As I bounce along the old Dyea Road, I tell myself that these promises I’m making to myself are solely for the baby, but my heart thrums like mad when I think of Harper carrying my child. Of all the things her gran said, Don’t kid yourselves that it’s suddenly gone because you’re angry with each other. It’s still there…circles round and round in my head uninvited. My anger makes it hard to feel the love I’ve always carried for Harper, but deep down inside, it’s still there. Whether I like it or not…which mostly, I don’t.

But over the last few weeks, I’ve also come to accept that loving someone doesn’t necessarily mean it’s possible to build a future with them. Though I always believed differently, I’m starting to understand that sometimes love isn’t enough. I thinkit’s possible that trust is more important than love, and I don’t trust Harper very much at all.

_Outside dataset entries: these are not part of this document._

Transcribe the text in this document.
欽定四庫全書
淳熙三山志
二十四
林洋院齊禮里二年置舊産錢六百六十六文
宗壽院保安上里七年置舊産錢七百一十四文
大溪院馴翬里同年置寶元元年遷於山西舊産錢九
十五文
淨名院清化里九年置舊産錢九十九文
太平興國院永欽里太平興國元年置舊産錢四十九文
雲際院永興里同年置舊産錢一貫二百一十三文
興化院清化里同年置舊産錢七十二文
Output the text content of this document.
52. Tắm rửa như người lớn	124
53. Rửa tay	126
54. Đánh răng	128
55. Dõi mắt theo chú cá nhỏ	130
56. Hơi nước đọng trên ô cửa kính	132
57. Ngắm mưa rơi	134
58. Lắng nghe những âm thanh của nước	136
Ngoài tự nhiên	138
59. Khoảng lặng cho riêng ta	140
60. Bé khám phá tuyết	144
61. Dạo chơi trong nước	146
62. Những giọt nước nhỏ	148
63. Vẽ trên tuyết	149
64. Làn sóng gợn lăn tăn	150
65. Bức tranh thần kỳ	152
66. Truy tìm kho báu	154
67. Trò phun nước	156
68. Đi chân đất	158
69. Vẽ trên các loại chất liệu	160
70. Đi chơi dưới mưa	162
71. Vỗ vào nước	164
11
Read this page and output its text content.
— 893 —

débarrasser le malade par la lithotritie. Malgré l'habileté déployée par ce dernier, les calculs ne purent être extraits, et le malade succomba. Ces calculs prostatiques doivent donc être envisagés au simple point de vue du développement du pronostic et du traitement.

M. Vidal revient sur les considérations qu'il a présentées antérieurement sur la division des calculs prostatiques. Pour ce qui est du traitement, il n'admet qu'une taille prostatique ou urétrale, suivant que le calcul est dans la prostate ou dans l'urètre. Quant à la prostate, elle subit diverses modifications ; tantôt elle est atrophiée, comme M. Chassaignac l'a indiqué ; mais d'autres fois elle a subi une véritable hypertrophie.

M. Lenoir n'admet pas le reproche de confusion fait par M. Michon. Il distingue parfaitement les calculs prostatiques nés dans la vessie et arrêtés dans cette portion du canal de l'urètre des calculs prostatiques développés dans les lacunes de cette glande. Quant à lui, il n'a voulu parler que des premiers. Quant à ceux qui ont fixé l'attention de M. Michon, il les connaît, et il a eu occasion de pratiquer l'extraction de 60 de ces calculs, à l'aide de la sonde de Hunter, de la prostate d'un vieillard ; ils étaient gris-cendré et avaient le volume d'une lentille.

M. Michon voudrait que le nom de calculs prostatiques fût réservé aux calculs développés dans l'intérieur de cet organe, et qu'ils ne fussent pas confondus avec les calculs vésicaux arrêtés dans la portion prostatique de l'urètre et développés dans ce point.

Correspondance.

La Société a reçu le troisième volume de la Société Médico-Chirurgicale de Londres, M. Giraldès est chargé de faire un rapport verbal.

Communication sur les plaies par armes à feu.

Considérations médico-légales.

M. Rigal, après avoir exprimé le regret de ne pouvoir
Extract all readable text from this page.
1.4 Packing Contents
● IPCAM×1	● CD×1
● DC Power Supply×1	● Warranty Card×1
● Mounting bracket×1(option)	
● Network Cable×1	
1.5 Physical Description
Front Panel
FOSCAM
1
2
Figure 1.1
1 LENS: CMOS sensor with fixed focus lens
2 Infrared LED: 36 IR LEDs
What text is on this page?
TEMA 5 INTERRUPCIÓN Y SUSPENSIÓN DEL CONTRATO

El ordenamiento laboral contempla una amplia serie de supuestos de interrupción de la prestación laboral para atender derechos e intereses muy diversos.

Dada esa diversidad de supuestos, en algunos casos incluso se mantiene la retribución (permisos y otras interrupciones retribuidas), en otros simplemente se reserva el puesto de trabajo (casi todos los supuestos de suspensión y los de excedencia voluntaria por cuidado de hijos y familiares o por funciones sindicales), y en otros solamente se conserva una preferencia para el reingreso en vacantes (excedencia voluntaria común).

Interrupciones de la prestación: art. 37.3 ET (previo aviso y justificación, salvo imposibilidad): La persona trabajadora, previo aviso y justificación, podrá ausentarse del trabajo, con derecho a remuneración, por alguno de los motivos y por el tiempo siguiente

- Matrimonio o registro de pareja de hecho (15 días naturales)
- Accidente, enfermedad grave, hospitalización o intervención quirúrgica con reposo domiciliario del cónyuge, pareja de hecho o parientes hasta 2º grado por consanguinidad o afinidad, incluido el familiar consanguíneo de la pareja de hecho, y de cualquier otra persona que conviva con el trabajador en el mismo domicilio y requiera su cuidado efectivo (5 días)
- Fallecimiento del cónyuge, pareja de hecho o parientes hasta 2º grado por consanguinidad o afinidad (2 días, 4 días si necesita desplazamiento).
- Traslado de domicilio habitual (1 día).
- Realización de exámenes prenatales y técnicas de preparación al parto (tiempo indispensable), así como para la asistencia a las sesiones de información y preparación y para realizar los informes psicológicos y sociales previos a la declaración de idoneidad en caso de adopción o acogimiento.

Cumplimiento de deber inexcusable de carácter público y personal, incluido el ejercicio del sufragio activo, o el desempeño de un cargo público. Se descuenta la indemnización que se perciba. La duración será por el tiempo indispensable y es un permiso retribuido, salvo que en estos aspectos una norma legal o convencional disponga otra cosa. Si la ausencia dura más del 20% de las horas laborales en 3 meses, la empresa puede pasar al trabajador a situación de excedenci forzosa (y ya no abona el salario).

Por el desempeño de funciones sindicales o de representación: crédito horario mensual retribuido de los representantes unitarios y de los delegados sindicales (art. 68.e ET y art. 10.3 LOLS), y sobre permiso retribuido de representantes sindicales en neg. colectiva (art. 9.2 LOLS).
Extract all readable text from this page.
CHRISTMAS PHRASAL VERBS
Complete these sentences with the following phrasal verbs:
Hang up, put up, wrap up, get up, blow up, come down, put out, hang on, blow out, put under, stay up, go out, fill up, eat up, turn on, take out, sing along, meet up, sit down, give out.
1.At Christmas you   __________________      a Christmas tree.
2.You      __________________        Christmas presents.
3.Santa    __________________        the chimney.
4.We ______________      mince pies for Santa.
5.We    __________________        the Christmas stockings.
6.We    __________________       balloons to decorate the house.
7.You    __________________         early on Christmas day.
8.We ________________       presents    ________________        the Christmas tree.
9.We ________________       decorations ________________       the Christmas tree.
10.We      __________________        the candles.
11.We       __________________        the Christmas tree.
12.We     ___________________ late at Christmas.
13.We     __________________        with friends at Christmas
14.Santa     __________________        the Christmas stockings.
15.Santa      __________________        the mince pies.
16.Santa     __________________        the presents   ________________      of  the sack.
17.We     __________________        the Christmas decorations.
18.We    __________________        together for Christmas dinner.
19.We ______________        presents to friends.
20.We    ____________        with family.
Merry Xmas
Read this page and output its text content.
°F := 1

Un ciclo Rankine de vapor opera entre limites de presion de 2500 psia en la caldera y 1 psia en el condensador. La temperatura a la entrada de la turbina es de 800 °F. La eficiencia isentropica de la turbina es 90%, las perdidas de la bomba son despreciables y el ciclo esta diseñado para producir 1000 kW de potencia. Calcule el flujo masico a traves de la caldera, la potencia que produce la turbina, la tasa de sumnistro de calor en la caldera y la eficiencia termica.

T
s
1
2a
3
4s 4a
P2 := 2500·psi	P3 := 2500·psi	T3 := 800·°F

I park in front of her cabin, hop up the steps to her one-chair deck, and knock on her door. She appears with bare feet, gray sweatpants and a loose-fitting, baby-blue sweater. It’s fuzzy and soft, hanging off one shoulder in a way that’s so innocent and so sexy, it makes blood surge to my groin. I flick my eyes to her face and find no cold shower there. Her blonde hair is up in a messy bun, and she’s wearing the glasses she only wears at the end of the day when she’s tired. Jesus, you’re beautiful, Harp.

“Hey.” She’s holding a mug in both hands, so she opens the screen door with her hip. “Come on in.”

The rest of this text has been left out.